EL LADO SOMBRÍO DE KENNEDY

     Es posible que el gran periodista Seymour Hersh, quien ganó un premio Pulitzer por develar la matanza de My Lai en Vietnam, a comienzos de la década del setenta, haya sido el más eficaz en destruir la leyenda dorada de Kennedy en su libro The Dark Side of Camelot.
     Usando una abrumadora documentación, Hersh exhibe a un presidente temerario e inescrupuloso, que estuvo a punto de contribuir decisivamente a un holocausto nuclear durante la crisis de los misiles con la Unión Soviética en octubre de 1962. Todo comenzó con el intento de invasión a Cuba en abril de 1961, seguido de una evidente provocación del gobierno de Washington contra la Unión Soviética: el emplazamiento de misiles nucleares en Turquía que apuntaban a Moscú.

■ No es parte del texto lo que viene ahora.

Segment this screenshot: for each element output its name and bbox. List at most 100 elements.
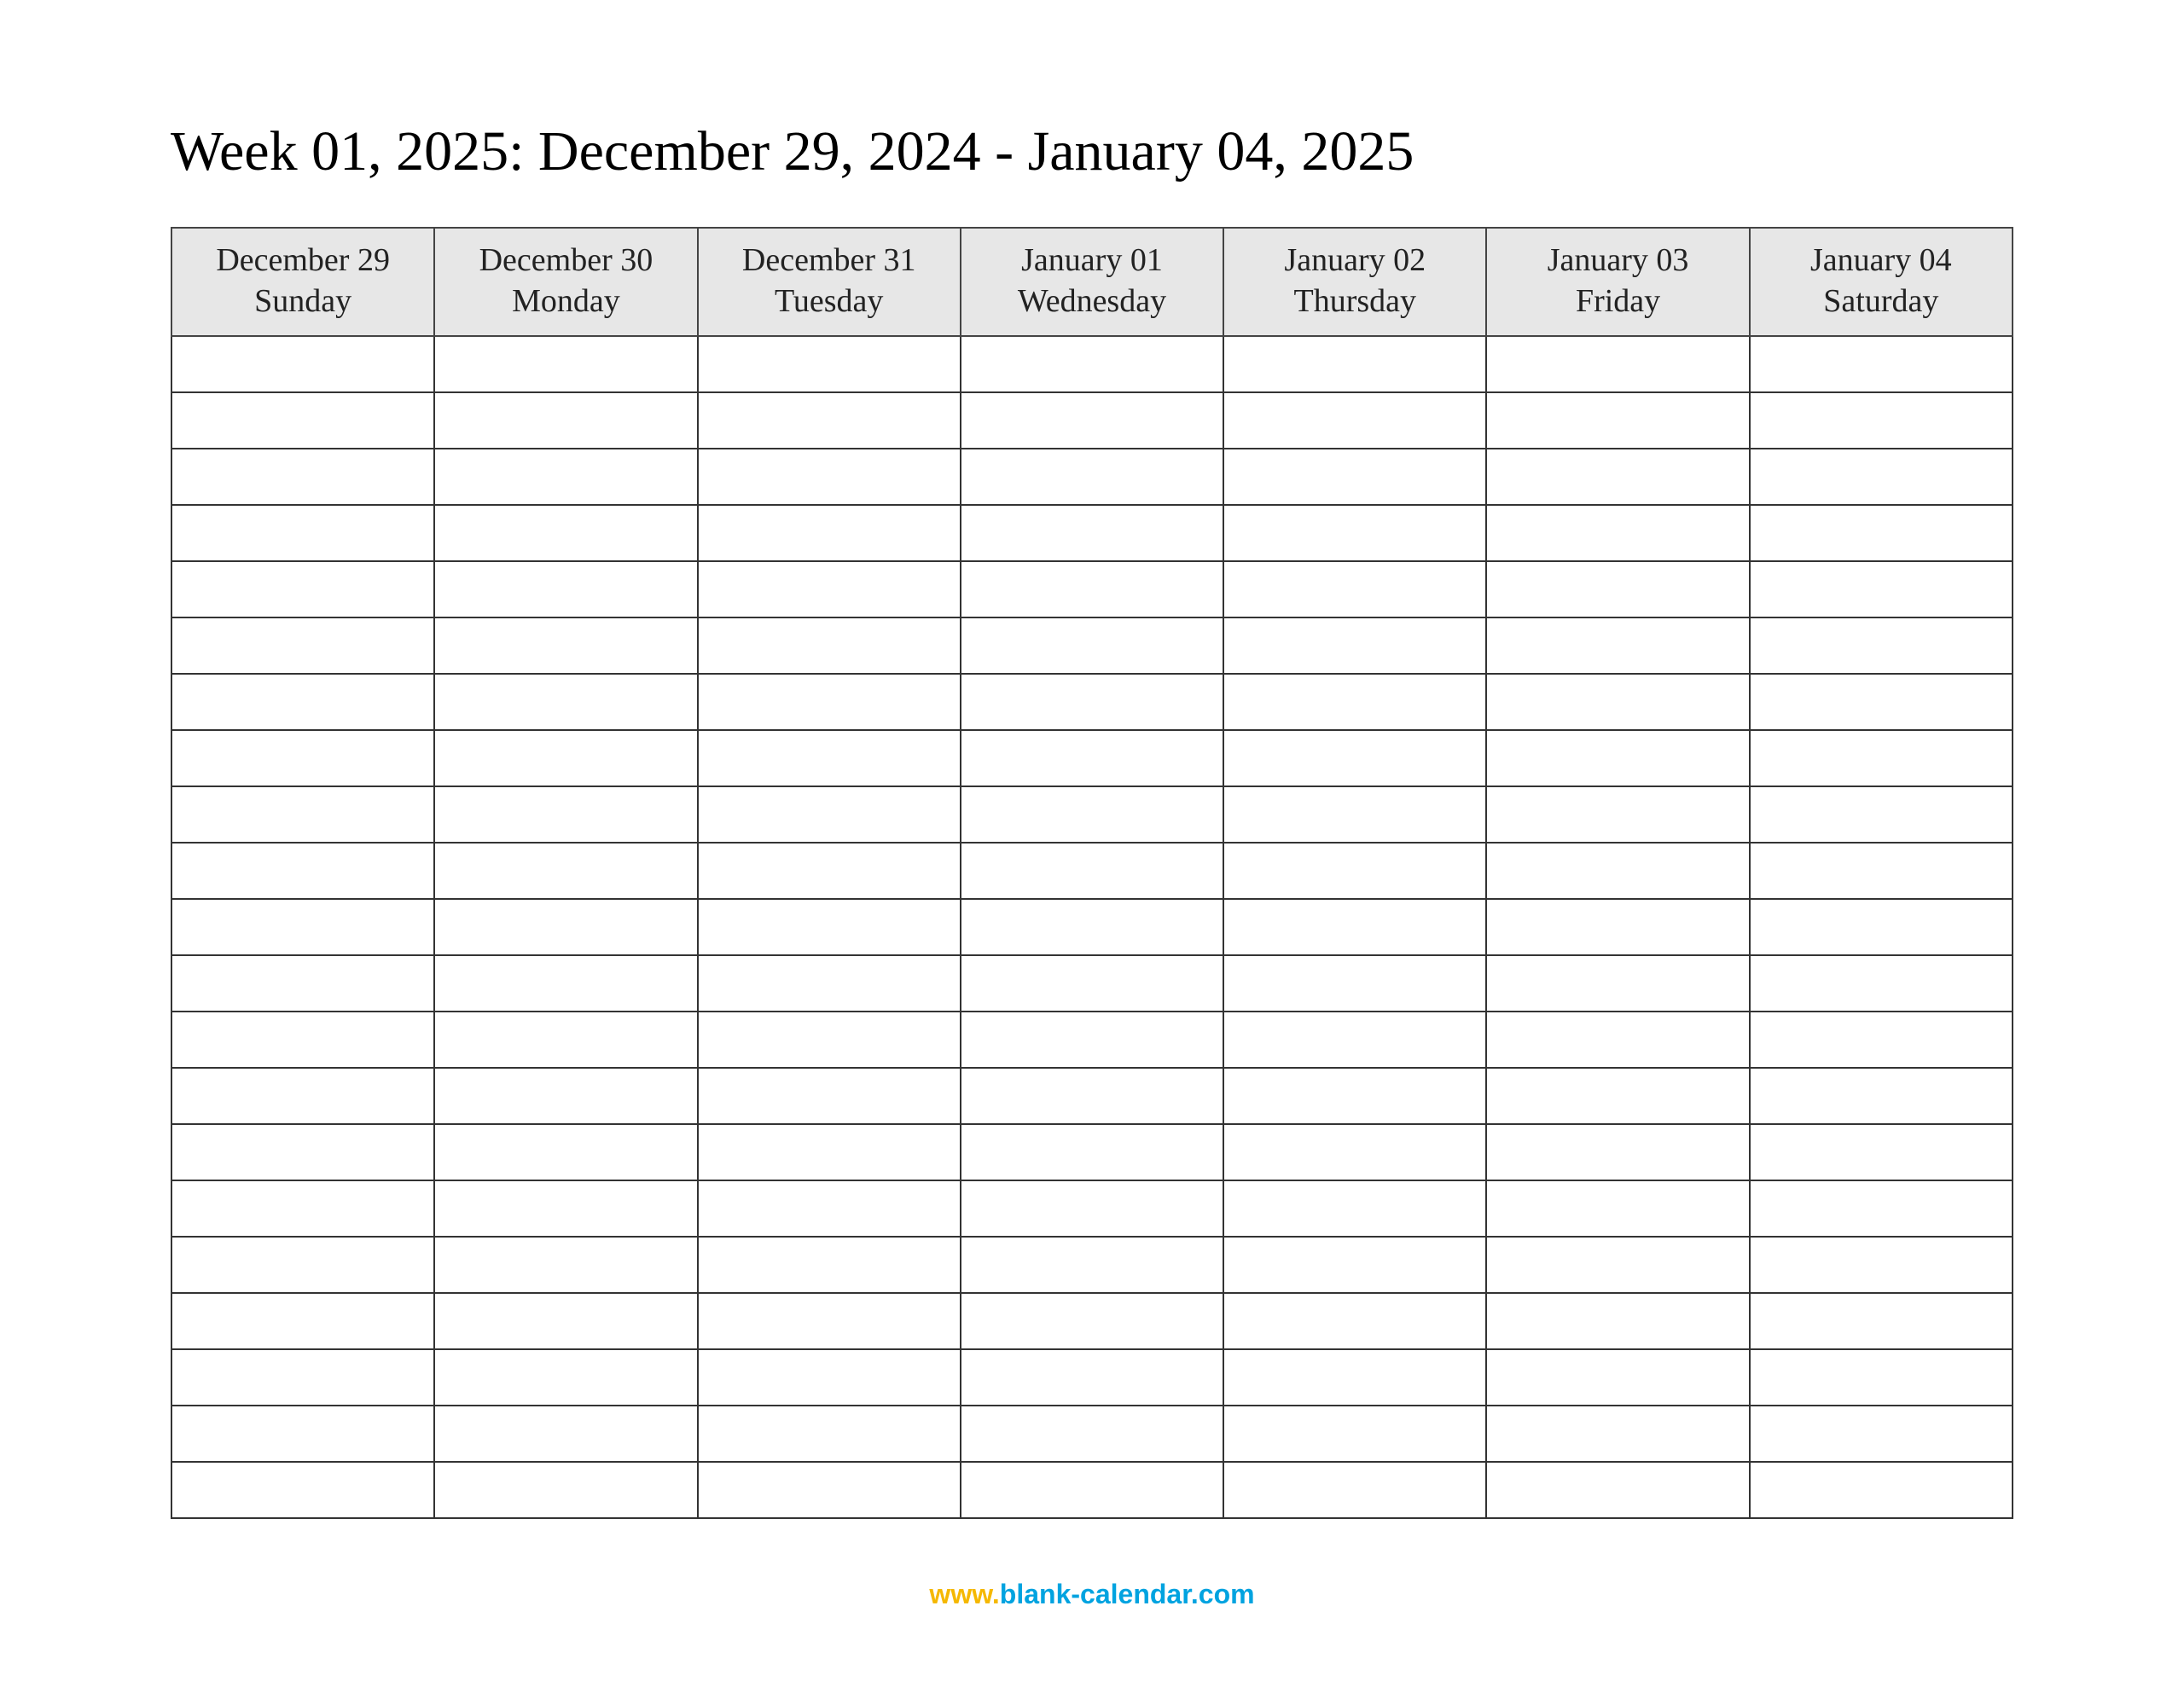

El primer ministro de la Unión Soviética, Nikita Kruschev, decidió responder a Kennedy y en julio de 1962 acordó con Fidel Castro la instalación de misiles nucleares en Cuba. 

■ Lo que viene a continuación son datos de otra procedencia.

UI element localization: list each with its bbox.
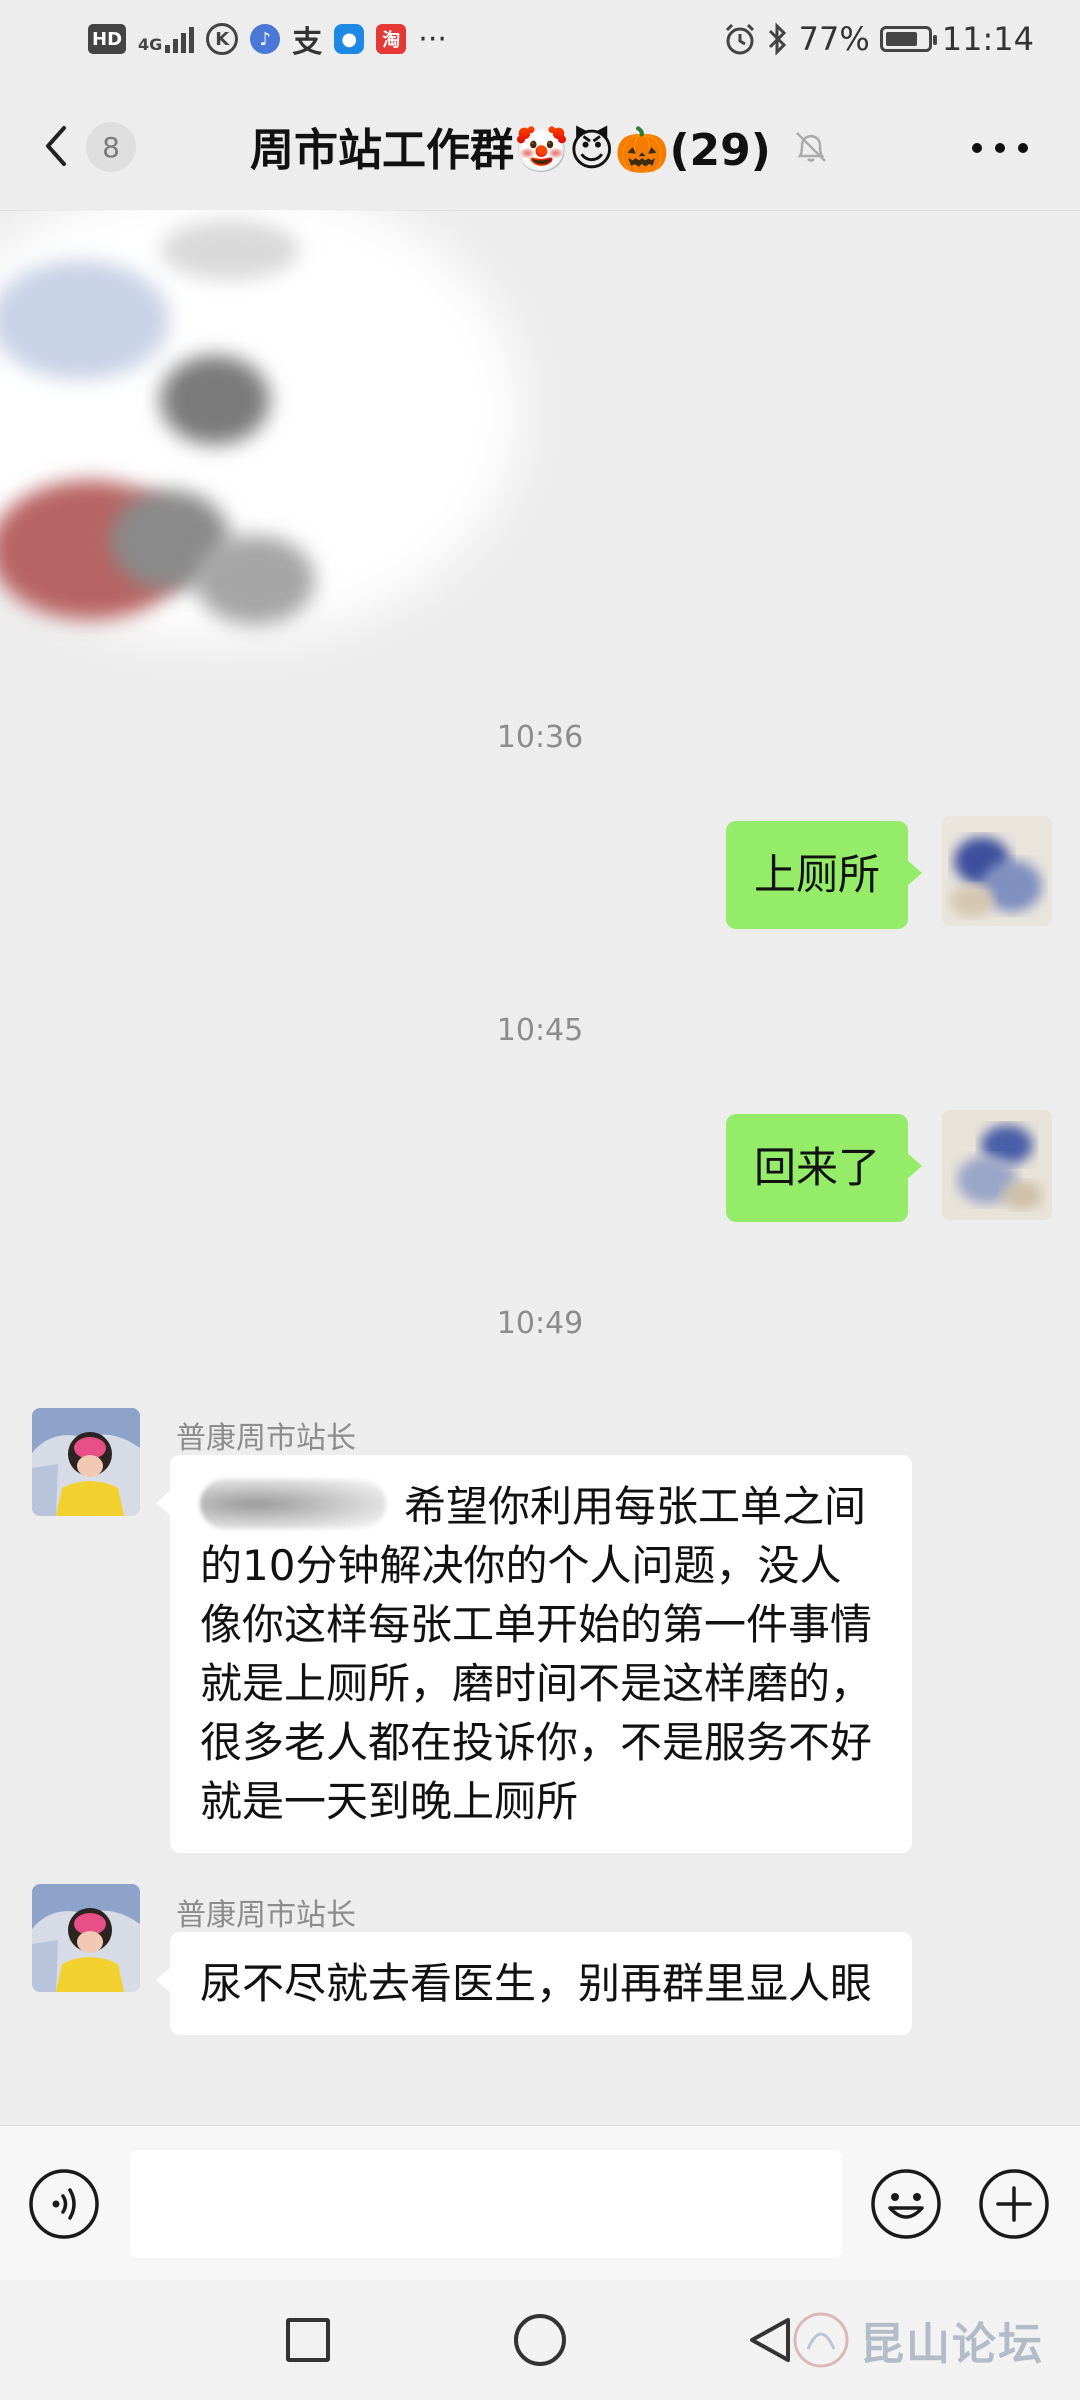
- watermark-logo-icon: [793, 2312, 849, 2368]
- back-button[interactable]: [36, 116, 76, 176]
- add-attachment-button[interactable]: [978, 2168, 1050, 2240]
- recent-apps-button[interactable]: [286, 2318, 330, 2362]
- chat-message-list[interactable]: 10:36 上厕所 10:45 回来了 10:49 普康周市站长 希望你利用每张…: [0, 210, 1080, 2125]
- message-text: 希望你利用每张工单之间的10分钟解决你的个人问题，没人像你这样每张工单开始的第一…: [200, 1482, 873, 1826]
- chevron-left-icon: [46, 126, 66, 166]
- timestamp: 10:49: [496, 1306, 584, 1341]
- status-bar: HD 4G K ♪ 支 ● 淘 ··· 77% 11:14: [0, 0, 1080, 78]
- unread-count-badge: 8: [86, 122, 136, 172]
- alarm-icon: [725, 23, 754, 55]
- sender-avatar-image: [32, 1408, 140, 1516]
- bulb-icon: ●: [334, 24, 365, 54]
- self-avatar[interactable]: [942, 816, 1052, 926]
- outgoing-message-bubble[interactable]: 回来了: [725, 1114, 923, 1222]
- k-icon: K: [206, 23, 239, 55]
- watermark-text: 昆山论坛: [860, 2319, 1044, 2370]
- self-avatar[interactable]: [942, 1110, 1052, 1220]
- battery-percent: 77%: [798, 20, 870, 58]
- self-avatar-image: [942, 816, 1052, 926]
- outgoing-message-bubble[interactable]: 上厕所: [725, 821, 923, 929]
- message-text: 尿不尽就去看医生，别再群里显人眼: [200, 1959, 873, 2008]
- forum-watermark: 昆山论坛: [790, 2300, 1044, 2380]
- more-dot: [995, 143, 1005, 153]
- sender-avatar[interactable]: [32, 1408, 140, 1516]
- censored-mention: [200, 1479, 386, 1529]
- sender-name: 普康周市站长: [176, 1898, 356, 1933]
- home-button[interactable]: [514, 2314, 566, 2366]
- incoming-message-bubble[interactable]: 希望你利用每张工单之间的10分钟解决你的个人问题，没人像你这样每张工单开始的第一…: [156, 1455, 912, 1853]
- system-back-button[interactable]: [744, 2314, 796, 2366]
- hd-badge: HD: [88, 24, 127, 54]
- battery-icon: [879, 26, 937, 52]
- more-options-button[interactable]: [972, 138, 1028, 158]
- battery-fill: [885, 32, 917, 46]
- more-dot: [972, 143, 982, 153]
- more-dot: [1018, 143, 1028, 153]
- alipay-icon: 支: [292, 25, 323, 60]
- sender-name: 普康周市站长: [176, 1421, 356, 1456]
- voice-input-button[interactable]: [28, 2168, 100, 2240]
- more-notifications-icon: ···: [418, 21, 447, 57]
- input-bar: [0, 2125, 1080, 2281]
- timestamp: 10:36: [496, 720, 584, 755]
- network-type: 4G: [138, 25, 195, 53]
- chat-header: 8 周市站工作群🤡😈🎃(29): [0, 78, 1080, 211]
- censored-image-message[interactable]: [0, 210, 560, 680]
- status-right: 77% 11:14: [723, 14, 1034, 64]
- sender-avatar-image: [32, 1884, 140, 1992]
- sender-avatar[interactable]: [32, 1884, 140, 1992]
- self-avatar-image: [942, 1110, 1052, 1220]
- message-input[interactable]: [130, 2150, 842, 2258]
- taobao-icon: 淘: [376, 24, 407, 54]
- status-time: 11:14: [941, 20, 1034, 58]
- bluetooth-icon: [768, 22, 786, 56]
- music-icon: ♪: [250, 24, 281, 54]
- mute-bell-icon: [796, 132, 826, 162]
- signal-icon: [165, 25, 195, 53]
- status-left: HD 4G K ♪ 支 ● 淘 ···: [88, 14, 447, 64]
- incoming-message-bubble[interactable]: 尿不尽就去看医生，别再群里显人眼: [156, 1932, 912, 2035]
- system-navigation-bar: 昆山论坛: [0, 2280, 1080, 2400]
- chat-title: 周市站工作群🤡😈🎃(29): [250, 125, 771, 176]
- emoji-button[interactable]: [870, 2168, 942, 2240]
- timestamp: 10:45: [496, 1013, 584, 1048]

     La crisis logró conjurarse a último momento, luego de que la Unión Soviética aceptó desmantelar sus misiles en Cuba a cambio de una promesa pública de Kennedy de cesar en sus intentos de invadir la isla. Pero algo que no se reveló en ese momento fue un acuerdo secreto por el cual Estados Unidos desmantelaría sus misiles nucleares emplazados contra la Unión Soviética en Turquía y en Italia.

ACTUAR PRIMERO
Y PENSAR DESPUÉS

      Kennedy tuvo una manera temeraria de actuar tanto en el terreno político como en el sexual. Curiosamente, su frenesí erótico habría contribuido a su muerte.

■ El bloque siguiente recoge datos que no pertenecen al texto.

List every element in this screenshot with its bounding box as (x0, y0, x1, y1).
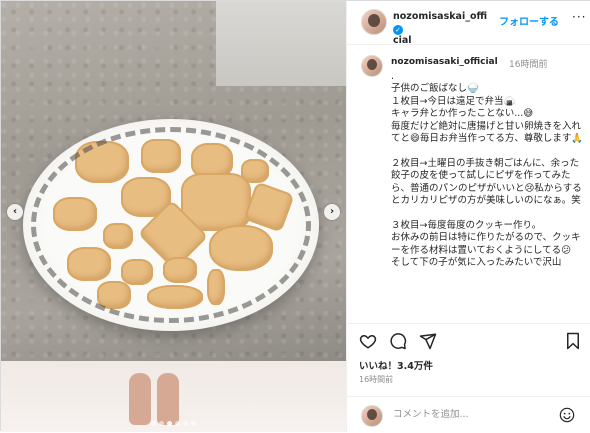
cookie (241, 159, 269, 183)
cookie (207, 269, 225, 305)
post-time: 16時間前 (359, 375, 394, 384)
more-options-icon[interactable]: ··· (572, 10, 586, 24)
cookie (121, 177, 171, 217)
caption-time: 16時間前 (509, 60, 548, 70)
cookie (75, 141, 129, 183)
avatar (361, 405, 383, 427)
avatar[interactable] (361, 9, 387, 35)
carousel-dots (151, 421, 196, 426)
cookie (191, 143, 233, 179)
avatar[interactable] (361, 55, 383, 77)
foot (157, 373, 179, 425)
carousel-dot (183, 421, 188, 426)
emoji-icon[interactable] (559, 407, 575, 423)
prev-photo-button[interactable]: ‹ (7, 204, 23, 220)
comment-row (347, 396, 590, 433)
verified-badge-icon: ✓ (393, 25, 403, 35)
carousel-dot (159, 421, 164, 426)
carousel-dot (191, 421, 196, 426)
heart-icon[interactable] (359, 332, 377, 350)
cookie (97, 281, 131, 309)
like-count[interactable]: いいね！3.4万件 (359, 358, 433, 372)
cookie (121, 259, 153, 285)
cookie (147, 285, 203, 309)
comment-icon[interactable] (389, 332, 407, 350)
share-icon[interactable] (419, 332, 437, 350)
cookie-plate (23, 119, 319, 331)
instagram-post-modal: ‹ › nozomisaskai_offi ✓ cial フォローする ··· … (0, 0, 590, 432)
post-photo[interactable]: ‹ › (1, 1, 346, 432)
carousel-dot (167, 421, 172, 426)
post-header: nozomisaskai_offi ✓ cial フォローする ··· (347, 1, 590, 47)
cookie (53, 197, 97, 231)
cookie (103, 223, 133, 249)
cookie (243, 181, 295, 233)
cookie (137, 199, 209, 271)
follow-button[interactable]: フォローする (499, 13, 559, 28)
caption-section: nozomisasaki_official 16時間前 . 子供のご飯ばなし🍚 … (347, 45, 590, 323)
comment-input[interactable] (393, 409, 533, 420)
caption-username[interactable]: nozomisasaki_official (391, 57, 498, 67)
cookie (163, 257, 197, 283)
carousel-dot (151, 421, 156, 426)
foot (129, 373, 151, 425)
username-line1: nozomisaskai_offi (393, 11, 488, 22)
wall-background (216, 1, 346, 86)
bookmark-icon[interactable] (564, 332, 582, 350)
cookie (181, 173, 251, 231)
cookie (141, 139, 181, 173)
caption-text: . 子供のご飯ばなし🍚 １枚目→今日は遠足で弁当🍙 キャラ弁とか作ったことない.… (391, 71, 584, 269)
cookie (67, 247, 111, 281)
carousel-dot (175, 421, 180, 426)
post-username[interactable]: nozomisaskai_offi ✓ cial (393, 11, 493, 47)
cookie (209, 225, 273, 271)
post-side-panel: nozomisaskai_offi ✓ cial フォローする ··· nozo… (346, 1, 590, 432)
actions-section: いいね！3.4万件 16時間前 (347, 323, 590, 427)
next-photo-button[interactable]: › (324, 204, 340, 220)
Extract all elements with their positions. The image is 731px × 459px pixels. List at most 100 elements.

     El periodista Hersh dice que Kennedy podría haber salvado su vida en Dallas, de no ser porque tenía puesto un arnés de metal que partía de su cintura y concluía en el cuello. El arnés tenía como propósito mantener su cabeza alzada, tras una lesión sufrida cuando perseguía a muchachas desnudas en la piscina de la Casa Blanca. En esa ocasión Kennedy dio un traspié, y se lesionó la ingle, afectando su andar. Un ortopedista le puso entonces el arnés para que pudiera caminar erguido. El arnés inmovilizó parte de su cuello. Cuando Kennedy recibió el primer balazo en Dallas, su cabeza se reclinó. Si no hubiera tenido el arnés, hubiera quedado tendido sobre las faldas de Jacqueline, y el segundo balazo no hubiera encontrado su cabeza. El arnés lo mantuvo firme para recibir el tiro de gracia.
     Como Don Juan, Kennedy pareció recibir un castigo divino, aunque en esa ocasión, no provino de una estatua.